3. Avoid overscheduling
I get it. ADHD brains often want to do ALL THE THINGS! But also, ADHD brains can be particularly sensitive to lots of stimuli. And when they get overstimulated, it can be super hard to reset.
Keep an eye on your schedule and avoid scheduling too many events in a row. Instead, block off a "down day" in between bigger events to decompress and catch up with things like household chores or self-care which get pushed aside when you are in a rush to get somewhere. That extra day can help you prep for your next event so you feel less overwhelmed AND it gives your nervous system a rest!
4. Plan for a "dry run"
No matter what your brain tells you, I can pretty much guarantee your first day back to school, work, or both will be stressful if you don't have a prep day. So block your calendar now with a note to remind yourself of this! I recommend blocking the day before your return, but if you have an event that can't be moved, block off the day before that.
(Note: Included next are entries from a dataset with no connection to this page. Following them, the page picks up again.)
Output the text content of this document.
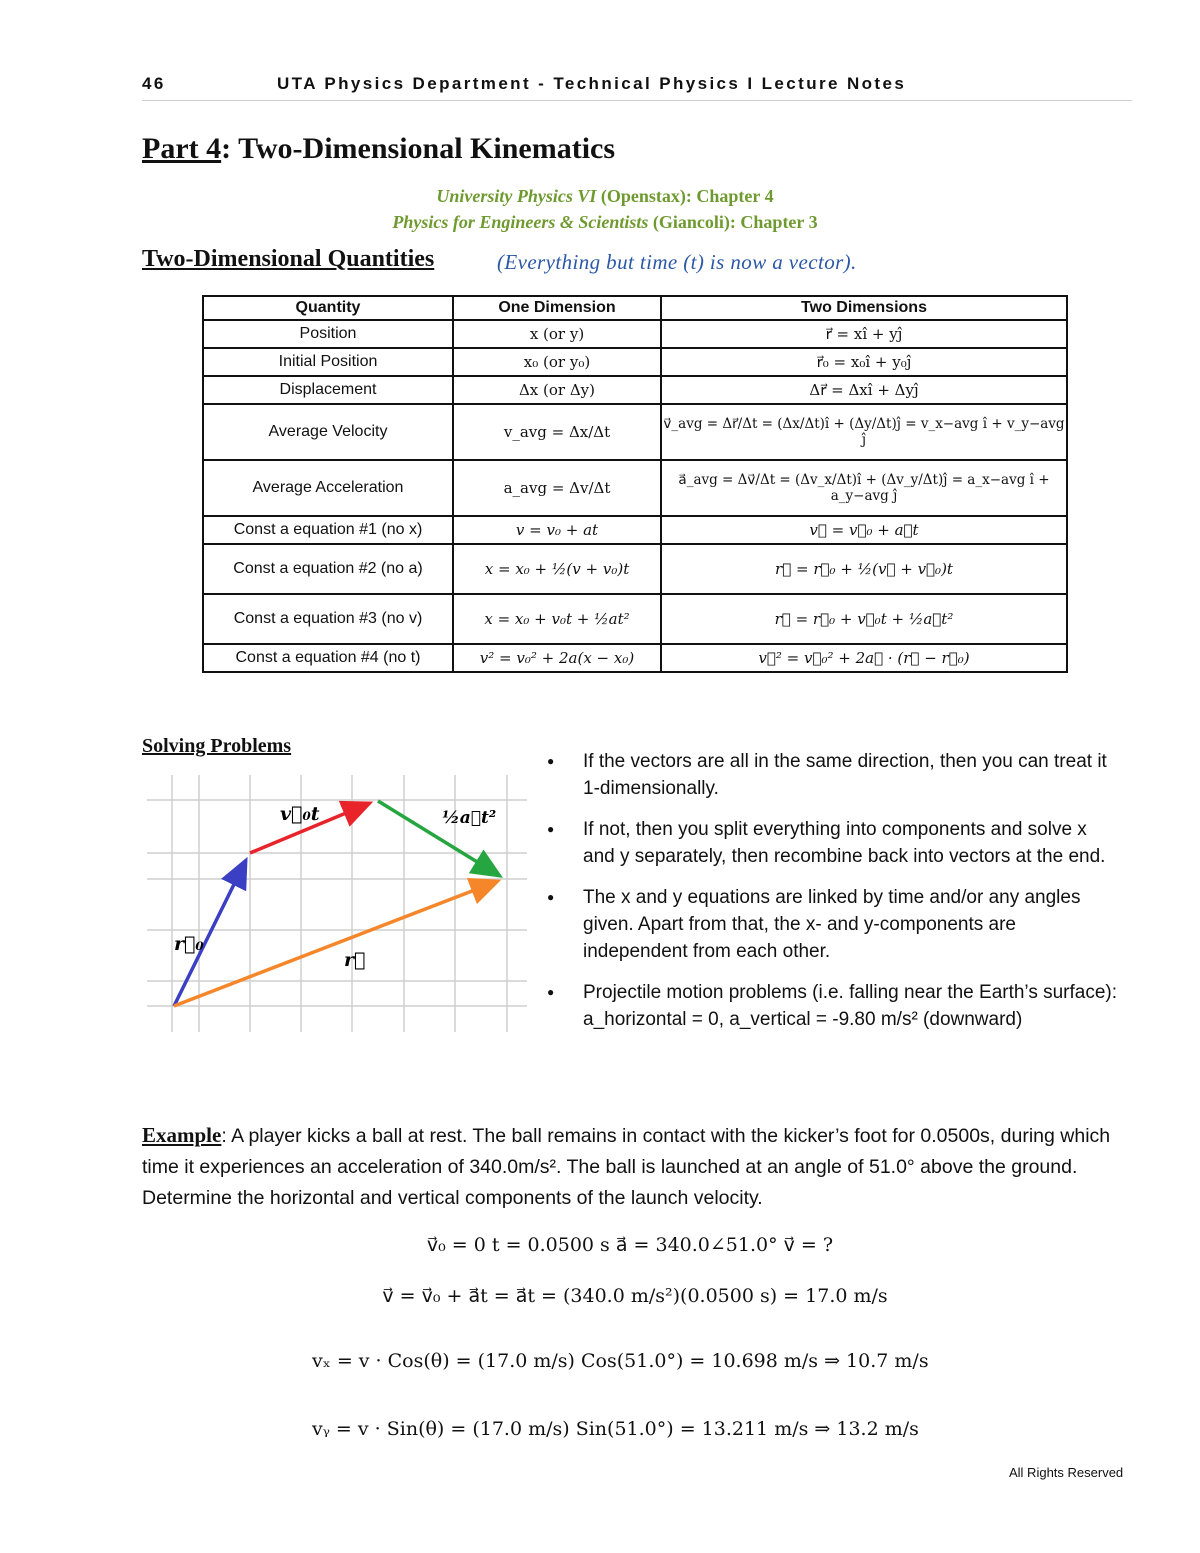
46	UTA Physics Department - Technical Physics I Lecture Notes
Part 4: Two-Dimensional Kinematics
University Physics VI (Openstax): Chapter 4
Physics for Engineers & Scientists (Giancoli): Chapter 3
Two-Dimensional Quantities	(Everything but time (t) is now a vector).
Quantity	One Dimension	Two Dimensions
Position	x (or y)	r⃗ = xî + yĵ
Initial Position	x₀ (or y₀)	r⃗₀ = x₀î + y₀ĵ
Displacement	Δx (or Δy)	Δr⃗ = Δxî + Δyĵ
Average Velocity	v_avg = Δx/Δt	v⃗_avg = Δr⃗/Δt = (Δx/Δt)î + (Δy/Δt)ĵ = v_x−avg î + v_y−avg ĵ
Average Acceleration	a_avg = Δv/Δt	a⃗_avg = Δv⃗/Δt = (Δv_x/Δt)î + (Δv_y/Δt)ĵ = a_x−avg î + a_y−avg ĵ
Const a equation #1 (no x)	v = v₀ + at	v⃗ = v⃗₀ + a⃗t
Const a equation #2 (no a)	x = x₀ + ½(v + v₀)t	r⃗ = r⃗₀ + ½(v⃗ + v⃗₀)t
Const a equation #3 (no v)	x = x₀ + v₀t + ½at²	r⃗ = r⃗₀ + v⃗₀t + ½a⃗t²
Const a equation #4 (no t)	v² = v₀² + 2a(x − x₀)	v⃗² = v⃗₀² + 2a⃗ · (r⃗ − r⃗₀)
Solving Problems
v⃗₀t	½a⃗t²
r⃗₀
r⃗
● If the vectors are all in the same direction, then you can treat it 1-dimensionally.
● If not, then you split everything into components and solve x and y separately, then recombine back into vectors at the end.
● The x and y equations are linked by time and/or any angles given. Apart from that, the x- and y-components are independent from each other.
● Projectile motion problems (i.e. falling near the Earth’s surface): a_horizontal = 0, a_vertical = -9.80 m/s² (downward)
Example: A player kicks a ball at rest. The ball remains in contact with the kicker’s foot for 0.0500s, during which time it experiences an acceleration of 340.0m/s². The ball is launched at an angle of 51.0° above the ground. Determine the horizontal and vertical components of the launch velocity.
v⃗₀ = 0 t = 0.0500 s a⃗ = 340.0∠51.0° v⃗ = ?
v⃗ = v⃗₀ + a⃗t = a⃗t = (340.0 m/s²)(0.0500 s) = 17.0 m/s
vₓ = v · Cos(θ) = (17.0 m/s) Cos(51.0°) = 10.698 m/s ⇒ 10.7 m/s
vᵧ = v · Sin(θ) = (17.0 m/s) Sin(51.0°) = 13.211 m/s ⇒ 13.2 m/s
All Rights Reserved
On your prep day, mentally go through what your morning routine will look like and put everything in place. Set backpacks by the door. If your family is like mine, take some time to clean out the backpack and find the lunch that has been there since the first day of break. Make sure you have groceries or a plan for breakfast, lunch and dinner for everyone--especially if you are trying to prioritize healthier foods for the new year! Check that everyone's clothes are cleaned and laid out, the car has gas, and whatever else you might need that day has been located and placed in a central location, ready to go.
Now enjoy your last day of vacation knowing the morning will be a little less stressful!